У певца был интересный баритон, он приятно картавил и всем своим голосом пытался высказать злобную усмешку. Я пригляделся к рабочим – песня их совсем не трогала. Они приплясывали, подпевали, хлопали, но их лица ни на секунду не прояснились, не ожили, глаза так и остались такими же равнодушными и холодными, какие можно обычно найти на лице каждого рабочего.
Когда песня закончилась, все обратили внимание на весело подпевавшего Краснова и закричали ему наперебой, просили его, чтобы тот заплатил трактирщику за традиционное право разнести заведение в знак победы и веселья.

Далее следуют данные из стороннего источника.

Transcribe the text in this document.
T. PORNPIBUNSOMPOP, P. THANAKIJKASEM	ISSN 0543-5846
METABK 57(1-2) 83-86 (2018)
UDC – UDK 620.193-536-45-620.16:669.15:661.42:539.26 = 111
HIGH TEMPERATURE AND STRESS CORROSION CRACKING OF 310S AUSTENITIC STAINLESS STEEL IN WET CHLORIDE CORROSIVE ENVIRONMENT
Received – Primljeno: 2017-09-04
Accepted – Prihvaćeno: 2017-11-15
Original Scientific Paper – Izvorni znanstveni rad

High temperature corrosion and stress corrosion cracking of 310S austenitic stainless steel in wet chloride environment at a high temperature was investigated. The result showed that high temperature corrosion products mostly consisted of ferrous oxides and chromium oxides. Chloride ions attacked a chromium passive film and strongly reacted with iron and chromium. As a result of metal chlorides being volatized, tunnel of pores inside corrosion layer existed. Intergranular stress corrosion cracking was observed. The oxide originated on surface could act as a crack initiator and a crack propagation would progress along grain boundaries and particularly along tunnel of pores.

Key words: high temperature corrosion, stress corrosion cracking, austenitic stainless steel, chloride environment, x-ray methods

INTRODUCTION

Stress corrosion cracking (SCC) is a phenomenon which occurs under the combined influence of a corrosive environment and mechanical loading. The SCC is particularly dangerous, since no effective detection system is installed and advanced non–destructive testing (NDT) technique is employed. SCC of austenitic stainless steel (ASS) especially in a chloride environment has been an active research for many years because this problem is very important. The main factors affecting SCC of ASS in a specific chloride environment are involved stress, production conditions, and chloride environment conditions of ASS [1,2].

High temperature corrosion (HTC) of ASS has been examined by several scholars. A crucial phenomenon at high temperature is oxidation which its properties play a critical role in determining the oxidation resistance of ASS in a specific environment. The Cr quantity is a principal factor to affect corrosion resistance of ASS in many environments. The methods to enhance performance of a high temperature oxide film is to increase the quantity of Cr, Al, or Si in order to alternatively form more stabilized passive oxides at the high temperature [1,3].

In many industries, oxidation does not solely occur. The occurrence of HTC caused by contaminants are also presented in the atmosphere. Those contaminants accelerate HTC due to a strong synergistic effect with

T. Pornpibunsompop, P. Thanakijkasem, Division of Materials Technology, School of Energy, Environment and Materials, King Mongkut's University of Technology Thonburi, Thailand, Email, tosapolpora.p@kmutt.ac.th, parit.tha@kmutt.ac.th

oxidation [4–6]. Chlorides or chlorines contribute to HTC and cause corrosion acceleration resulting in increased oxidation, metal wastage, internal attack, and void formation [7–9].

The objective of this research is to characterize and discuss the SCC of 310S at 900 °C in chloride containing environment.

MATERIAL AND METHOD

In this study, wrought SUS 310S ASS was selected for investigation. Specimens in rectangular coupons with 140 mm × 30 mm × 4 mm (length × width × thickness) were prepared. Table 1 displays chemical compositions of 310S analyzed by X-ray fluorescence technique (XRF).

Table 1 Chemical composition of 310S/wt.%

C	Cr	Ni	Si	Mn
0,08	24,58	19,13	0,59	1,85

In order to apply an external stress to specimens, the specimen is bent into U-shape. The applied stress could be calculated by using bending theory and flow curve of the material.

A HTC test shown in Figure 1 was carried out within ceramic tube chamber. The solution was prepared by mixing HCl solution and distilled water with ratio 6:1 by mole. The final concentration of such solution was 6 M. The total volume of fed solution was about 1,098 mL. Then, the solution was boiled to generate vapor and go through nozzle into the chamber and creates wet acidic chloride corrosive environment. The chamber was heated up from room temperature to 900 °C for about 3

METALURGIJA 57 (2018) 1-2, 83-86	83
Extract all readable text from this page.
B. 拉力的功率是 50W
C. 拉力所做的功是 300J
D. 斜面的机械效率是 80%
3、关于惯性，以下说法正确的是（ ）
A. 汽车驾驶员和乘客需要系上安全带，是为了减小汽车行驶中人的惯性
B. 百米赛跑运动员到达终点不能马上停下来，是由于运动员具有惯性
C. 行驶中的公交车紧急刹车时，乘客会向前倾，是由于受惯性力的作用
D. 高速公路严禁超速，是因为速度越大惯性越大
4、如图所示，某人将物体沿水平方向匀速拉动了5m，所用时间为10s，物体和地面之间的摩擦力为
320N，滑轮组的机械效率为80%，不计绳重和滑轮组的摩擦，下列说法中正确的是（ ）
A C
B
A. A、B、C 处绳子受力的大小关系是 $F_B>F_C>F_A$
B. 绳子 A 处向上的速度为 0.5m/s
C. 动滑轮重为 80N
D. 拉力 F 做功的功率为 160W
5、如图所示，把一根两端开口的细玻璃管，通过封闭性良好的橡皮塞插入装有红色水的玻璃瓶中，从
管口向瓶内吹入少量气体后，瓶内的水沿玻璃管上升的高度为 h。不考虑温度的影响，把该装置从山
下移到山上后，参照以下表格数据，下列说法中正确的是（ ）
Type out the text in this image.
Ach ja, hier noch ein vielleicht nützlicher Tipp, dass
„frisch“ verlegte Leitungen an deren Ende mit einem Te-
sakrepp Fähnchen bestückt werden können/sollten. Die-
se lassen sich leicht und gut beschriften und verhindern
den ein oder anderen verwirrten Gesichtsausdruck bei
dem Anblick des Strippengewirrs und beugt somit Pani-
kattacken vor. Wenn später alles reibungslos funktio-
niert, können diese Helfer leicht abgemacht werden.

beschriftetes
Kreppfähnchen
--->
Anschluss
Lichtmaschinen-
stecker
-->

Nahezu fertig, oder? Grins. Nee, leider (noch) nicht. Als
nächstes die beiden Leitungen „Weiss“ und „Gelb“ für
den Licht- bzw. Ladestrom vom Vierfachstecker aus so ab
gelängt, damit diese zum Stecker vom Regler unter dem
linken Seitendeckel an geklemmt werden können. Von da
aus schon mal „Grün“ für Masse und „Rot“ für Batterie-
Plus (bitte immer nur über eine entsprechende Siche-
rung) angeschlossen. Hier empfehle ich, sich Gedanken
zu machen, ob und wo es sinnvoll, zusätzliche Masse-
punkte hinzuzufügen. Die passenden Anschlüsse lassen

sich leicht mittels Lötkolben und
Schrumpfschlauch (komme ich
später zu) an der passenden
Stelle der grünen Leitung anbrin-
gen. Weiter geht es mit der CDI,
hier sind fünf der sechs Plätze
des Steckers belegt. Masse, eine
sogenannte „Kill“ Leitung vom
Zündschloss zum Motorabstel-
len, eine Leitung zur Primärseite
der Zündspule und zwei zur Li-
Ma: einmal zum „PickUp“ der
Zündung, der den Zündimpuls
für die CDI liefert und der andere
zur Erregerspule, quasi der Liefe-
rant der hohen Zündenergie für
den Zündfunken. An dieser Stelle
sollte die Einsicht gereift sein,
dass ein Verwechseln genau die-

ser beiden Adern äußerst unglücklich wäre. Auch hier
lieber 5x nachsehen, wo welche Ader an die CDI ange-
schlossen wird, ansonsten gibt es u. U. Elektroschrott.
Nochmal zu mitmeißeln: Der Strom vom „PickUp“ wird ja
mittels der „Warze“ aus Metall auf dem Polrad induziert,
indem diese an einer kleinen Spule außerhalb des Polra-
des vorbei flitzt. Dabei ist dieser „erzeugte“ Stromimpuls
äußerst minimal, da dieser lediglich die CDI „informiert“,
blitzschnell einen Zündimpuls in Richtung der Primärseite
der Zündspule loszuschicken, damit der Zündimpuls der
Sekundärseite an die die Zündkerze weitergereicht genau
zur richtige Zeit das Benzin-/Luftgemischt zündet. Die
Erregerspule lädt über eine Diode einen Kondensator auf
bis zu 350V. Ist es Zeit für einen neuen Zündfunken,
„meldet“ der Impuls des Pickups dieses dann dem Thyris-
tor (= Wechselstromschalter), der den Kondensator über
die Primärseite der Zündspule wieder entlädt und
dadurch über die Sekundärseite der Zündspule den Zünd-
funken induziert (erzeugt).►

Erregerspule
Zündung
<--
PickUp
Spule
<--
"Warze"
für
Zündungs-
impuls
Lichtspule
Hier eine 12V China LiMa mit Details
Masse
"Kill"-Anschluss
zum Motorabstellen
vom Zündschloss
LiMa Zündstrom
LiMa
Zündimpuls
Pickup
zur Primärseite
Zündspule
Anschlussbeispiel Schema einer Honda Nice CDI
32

Поручик усмехнулся почти так же злобно, как пел рабочий, и протянул стоявшему тут же трактирщику золотые монеты. В следующую секунду трактир уже разрушался, а песня началась сначала.
Мы с Туркеловым поспешили уйти, но тут произошло то, что я не мог объяснить. Можно назвать это приступом апатии. Но проблема была куда серьезнее, мне вдруг на все стало наплевать. Машина, фабрика, восстание аннигилянтов, проблемы с Фондом, офицеры… я устал. Надо было покинуть этот город или хотя бы этот бой, ибо он мне надоел. Перед глазами все плыло, голоса моих офицеров звучали будто бы вдалеке. Кажется, в последующие минуты пришло известие, что Иванов победил, взял много пленных, но при этом использовал коробочку с ключом, запустил машину и разнес половину подземной части строения, потому что главным орудием машины были снаряды с белым фосфором, недавно открытым веществом. Как ключ оказался у Иванова – я не знал, но догадывался, что приступ апатии случился еще в проходной, я отдал ему коробку и забыл. Да и черт с ними.